Nicholas’ own work often involves exploring fantasy worlds. “I am more interested in not knowing what I am doing than in knowing what I am doing” he tells me. “In relation to this idea, my mentor at Cambridge told me that today, we live in a world where people take drugs because they know what they are going to do to them. Take this drug for this, take that drug for that. [My mentor] said, ‘I took a lot of drugs in the 60s and 70s but I was only interested in them because I didn’t know what they were going to do to me. That seems to be the only reason to take drugs.’ To me, that seems to be the only reason to make art, because you don’t know what is going to happen.”
Perhaps the power of artifacts/emblems lies here, in the notion that they are a springboard for exploring the imagination. The observer meditates upon the physical form of the artifact/emblem and projects a mishmash of subconscious associations onto its surface: archetypes, memories, social biases, sensations, fragments of history. If you are lucky, something new emerges from this cerebral jumble, perhaps a feeling or maybe even an epiphany (which Nicholas excitedly describes as “the flash of a new neurological pathway being created”).
It strikes me that this exploratory quality is found in the silent conversations between Marco Polo and Kublai Khan, conversations that are “enhanced [by] the space that remained around [them], a void not filled with words. The descriptions of cities Marco Polo visited had this virtue, you could wander through them in thought, become lost, stop and enjoy the cool air, or run off.”
As the seasons pass, Marco Polo beings to learn the Tartar language and words began to replace objects and gestures in his tales, but communication between him and the Emperor is not as happy as it had been. “Now [Marco’s] accounts were the most precise and detailed that the Great Khan could wish and there was no question or curiosity which they did not satisfy. And yet, each piece of information about a place recalled to the emperor’s mind that first gesture or object with which Marco had designated the place. The new fact received a meaning from that emblem and also added to the emblem a new meaning.”
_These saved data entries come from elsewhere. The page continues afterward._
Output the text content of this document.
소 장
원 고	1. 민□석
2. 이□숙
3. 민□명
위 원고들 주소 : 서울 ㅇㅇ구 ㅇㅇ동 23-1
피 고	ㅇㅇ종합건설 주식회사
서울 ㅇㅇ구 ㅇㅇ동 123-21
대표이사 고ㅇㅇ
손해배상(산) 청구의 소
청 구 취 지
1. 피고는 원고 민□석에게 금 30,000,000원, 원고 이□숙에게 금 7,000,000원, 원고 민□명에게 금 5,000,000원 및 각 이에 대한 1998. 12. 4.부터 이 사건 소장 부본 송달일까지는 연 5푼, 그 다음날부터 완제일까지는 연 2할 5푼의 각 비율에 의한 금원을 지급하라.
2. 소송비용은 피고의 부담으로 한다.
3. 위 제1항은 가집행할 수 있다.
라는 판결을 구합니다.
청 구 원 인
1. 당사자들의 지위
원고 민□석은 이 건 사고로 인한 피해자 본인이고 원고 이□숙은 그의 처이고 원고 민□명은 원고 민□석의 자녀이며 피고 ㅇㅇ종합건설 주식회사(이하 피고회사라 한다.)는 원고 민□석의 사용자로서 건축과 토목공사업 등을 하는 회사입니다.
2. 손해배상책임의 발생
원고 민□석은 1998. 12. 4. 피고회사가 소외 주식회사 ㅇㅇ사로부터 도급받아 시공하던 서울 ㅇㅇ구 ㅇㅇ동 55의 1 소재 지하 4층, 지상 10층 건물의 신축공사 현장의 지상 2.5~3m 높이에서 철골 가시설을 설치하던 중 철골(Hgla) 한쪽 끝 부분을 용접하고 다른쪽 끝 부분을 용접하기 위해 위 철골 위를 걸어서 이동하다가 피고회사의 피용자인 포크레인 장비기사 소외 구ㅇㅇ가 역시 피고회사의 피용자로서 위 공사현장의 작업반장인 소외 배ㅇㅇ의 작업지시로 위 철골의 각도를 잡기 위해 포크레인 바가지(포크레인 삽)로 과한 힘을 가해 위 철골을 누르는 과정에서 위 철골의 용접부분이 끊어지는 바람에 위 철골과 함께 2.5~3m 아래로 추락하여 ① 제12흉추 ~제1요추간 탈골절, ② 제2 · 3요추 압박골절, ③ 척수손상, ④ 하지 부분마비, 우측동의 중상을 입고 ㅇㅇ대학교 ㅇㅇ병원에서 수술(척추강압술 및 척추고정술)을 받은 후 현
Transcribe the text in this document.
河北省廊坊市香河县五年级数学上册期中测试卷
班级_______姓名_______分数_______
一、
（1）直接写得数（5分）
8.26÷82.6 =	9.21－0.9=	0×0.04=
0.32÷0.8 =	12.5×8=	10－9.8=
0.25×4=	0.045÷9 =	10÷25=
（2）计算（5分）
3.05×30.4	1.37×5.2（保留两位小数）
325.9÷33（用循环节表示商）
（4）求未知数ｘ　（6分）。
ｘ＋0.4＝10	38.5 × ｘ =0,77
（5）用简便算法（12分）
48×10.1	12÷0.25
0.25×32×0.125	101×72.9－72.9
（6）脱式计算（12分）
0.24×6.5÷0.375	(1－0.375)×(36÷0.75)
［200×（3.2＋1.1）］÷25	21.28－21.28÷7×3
The Emperor asks Marco Polo, “ ‘On the day when I know all the emblems, shall I be able to possess my empire at last?’ And the Venetian answered: ‘Sire, do not believe it. On that day, you will be an emblem among emblems.’ ”
Thoraya El-Rayyes is a writer and literary translator living in Amman, Jordan. Her translations of Arabic fiction have appeared in various literary magazines including World Literature Today, The Common, CutBank, and Banipal.